The discovery prompted a special hunt in an area of southern Carbon County to determine the geographic extent, or distribution, of the disease and the prevalence, or percent of the herd that is infected.
During the special hunt, which ended Feb. 15, samples were taken from all 215 mule deer and 112 white-tailed deer harvested by hunters and sent to Colorado State University for testing. Deer harvested by hunters in the area and tested during the general 2017 deer season also were considered when calculating the statistical presence of the disease.
Samples from eight mule deer and two white-tailed deer harvested in southern Carbon County tested positive for CWD.
Emily Almberg, wildlife research specialist at FWP’s laboratory in Bozeman, said that works out to 2 percent overall prevalence in the deer herds tested. Broken down by species, the prevalence in mule deer was 2 percent while the prevalence in white-tailed deer was 1 percent.

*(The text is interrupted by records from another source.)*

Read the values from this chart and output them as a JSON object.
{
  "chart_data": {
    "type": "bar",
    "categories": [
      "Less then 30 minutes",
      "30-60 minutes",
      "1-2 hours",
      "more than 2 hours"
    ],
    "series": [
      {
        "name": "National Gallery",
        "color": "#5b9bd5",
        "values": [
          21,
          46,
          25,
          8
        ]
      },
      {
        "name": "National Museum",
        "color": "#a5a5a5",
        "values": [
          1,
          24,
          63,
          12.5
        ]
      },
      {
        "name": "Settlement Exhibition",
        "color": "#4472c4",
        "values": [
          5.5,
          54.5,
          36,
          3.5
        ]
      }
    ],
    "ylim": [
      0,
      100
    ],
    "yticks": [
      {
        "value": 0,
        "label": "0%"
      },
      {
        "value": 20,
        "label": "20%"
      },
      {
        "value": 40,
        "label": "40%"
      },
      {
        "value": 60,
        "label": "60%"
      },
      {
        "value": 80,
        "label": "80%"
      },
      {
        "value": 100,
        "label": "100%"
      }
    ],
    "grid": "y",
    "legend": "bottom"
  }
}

Biologists are concerned, however, that the majority of the positive tests came out of Hunting District 510 between Belfry, Warren and Bridger. Within that area, prevalence was closer to 10 percent, Almberg said. Because that prevalence exceeds the 5 percent threshold, she said, biologists will have to determine whether management specifically for the disease is warranted in the future.
CWD has not been shown to spread to people, pets, livestock or wildlife outside of the deer family. However, the World Health Organization and the Centers for Disease Control and Prevention (CDC) recommend not consuming meat from an animal known to be infected with CWD. The CDC also recommends that hunters have deer tested if they were harvested in areas where CWD is known to be present.